Ronna Hauser: I think it's just NCPA fights hard at all levels. We fight for legislation at the federal and state levels that will impact our profession in the most positive manner possible. We fight at the administrative level, so with the agencies that put forth regulations that impact our industry. Then if that fails, and we can't have success, or we need relief sooner, we'll absolutely go to court and fight on our members behalf, so that's what we've undertaken here. Again, it's a backward-looking effort that looks to, again, clawback fees that were ill assessed on our members. So that's just one piece of the puzzle. As I mentioned earlier, what we're really fighting for is to change the pharmacy payment model and make sure payments are reasonable, relevant, cover the cost to acquire drug, and cover the cost to dispense the drug. We always will have a multi-pronged approach here at NCPA and will continue down that track.

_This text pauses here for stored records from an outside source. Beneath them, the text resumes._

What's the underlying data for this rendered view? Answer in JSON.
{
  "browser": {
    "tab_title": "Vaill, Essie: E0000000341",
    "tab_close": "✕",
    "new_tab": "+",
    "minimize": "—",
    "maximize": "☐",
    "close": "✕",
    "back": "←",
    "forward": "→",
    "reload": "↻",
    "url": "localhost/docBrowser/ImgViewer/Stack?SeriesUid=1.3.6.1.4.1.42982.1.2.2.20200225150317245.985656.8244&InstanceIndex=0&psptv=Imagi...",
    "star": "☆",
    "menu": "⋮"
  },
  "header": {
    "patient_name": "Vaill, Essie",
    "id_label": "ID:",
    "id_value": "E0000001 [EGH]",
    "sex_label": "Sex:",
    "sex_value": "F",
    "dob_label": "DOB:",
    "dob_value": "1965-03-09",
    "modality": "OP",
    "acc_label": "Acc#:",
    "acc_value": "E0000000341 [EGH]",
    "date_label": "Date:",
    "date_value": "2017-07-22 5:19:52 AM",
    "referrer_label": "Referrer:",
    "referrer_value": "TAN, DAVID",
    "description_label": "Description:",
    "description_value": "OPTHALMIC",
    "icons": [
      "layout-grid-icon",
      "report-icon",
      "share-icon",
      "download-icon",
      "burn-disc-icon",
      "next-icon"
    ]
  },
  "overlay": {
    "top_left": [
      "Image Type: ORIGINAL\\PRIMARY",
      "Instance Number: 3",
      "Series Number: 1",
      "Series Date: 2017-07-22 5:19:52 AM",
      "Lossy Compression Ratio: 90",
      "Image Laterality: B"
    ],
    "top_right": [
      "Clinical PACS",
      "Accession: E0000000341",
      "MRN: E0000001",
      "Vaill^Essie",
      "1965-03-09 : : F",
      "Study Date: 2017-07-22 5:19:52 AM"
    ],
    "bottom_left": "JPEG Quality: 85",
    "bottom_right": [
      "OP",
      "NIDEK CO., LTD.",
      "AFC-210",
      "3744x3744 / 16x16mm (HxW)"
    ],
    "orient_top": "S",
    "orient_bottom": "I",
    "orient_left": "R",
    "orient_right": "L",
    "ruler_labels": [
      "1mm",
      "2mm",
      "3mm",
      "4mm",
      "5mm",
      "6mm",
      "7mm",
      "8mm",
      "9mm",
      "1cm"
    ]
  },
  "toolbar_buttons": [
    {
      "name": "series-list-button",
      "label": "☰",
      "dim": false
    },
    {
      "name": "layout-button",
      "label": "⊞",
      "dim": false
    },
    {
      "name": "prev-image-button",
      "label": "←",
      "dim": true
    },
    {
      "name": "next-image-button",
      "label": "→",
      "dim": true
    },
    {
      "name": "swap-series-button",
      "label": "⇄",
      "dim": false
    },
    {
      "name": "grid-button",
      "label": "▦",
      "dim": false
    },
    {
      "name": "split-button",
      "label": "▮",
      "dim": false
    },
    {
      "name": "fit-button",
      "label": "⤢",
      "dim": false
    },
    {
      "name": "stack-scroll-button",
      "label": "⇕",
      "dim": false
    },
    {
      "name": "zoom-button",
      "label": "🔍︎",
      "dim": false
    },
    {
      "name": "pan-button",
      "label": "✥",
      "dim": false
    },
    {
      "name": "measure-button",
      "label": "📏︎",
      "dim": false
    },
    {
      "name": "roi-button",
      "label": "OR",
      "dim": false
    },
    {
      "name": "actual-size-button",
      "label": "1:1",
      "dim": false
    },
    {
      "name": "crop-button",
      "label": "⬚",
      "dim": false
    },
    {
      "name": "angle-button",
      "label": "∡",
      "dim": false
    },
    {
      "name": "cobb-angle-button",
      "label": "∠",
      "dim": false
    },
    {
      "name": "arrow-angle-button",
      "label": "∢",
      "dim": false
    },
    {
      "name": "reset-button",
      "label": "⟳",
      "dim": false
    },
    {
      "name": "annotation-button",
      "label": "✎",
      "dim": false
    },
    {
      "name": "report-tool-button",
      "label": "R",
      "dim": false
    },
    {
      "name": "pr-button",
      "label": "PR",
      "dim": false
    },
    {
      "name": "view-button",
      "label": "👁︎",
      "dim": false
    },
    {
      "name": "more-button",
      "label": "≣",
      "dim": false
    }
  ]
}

Q: Finally, what advice do you have for pharmacists dealing with reimbursement challenges, DIR fees, and PBM-related issues to navigate these complexities and maintain a thriving pharmacy practice?
Ronna Hauser: It gets back to being engaged: be engaged at the state and federal level, understand changes that may be coming that are going to impact your business. Again, we put forth as much information and education as we can. Be prepared is the most important advice I can give. I mentioned changes that are going to go into effect in Part D starting January 1. We do have some concerns, again, that there could be cashflow concerns for our members were concerned about their businesses and their patients. So be prepared, make the changes you need to within your business to be able to succeed and to grow. I think there's a lot of opportunity out there. We do see a lot of positive signs pointing in the future here and working diligently to try to get some commonsense reforms passed at the federal level this year.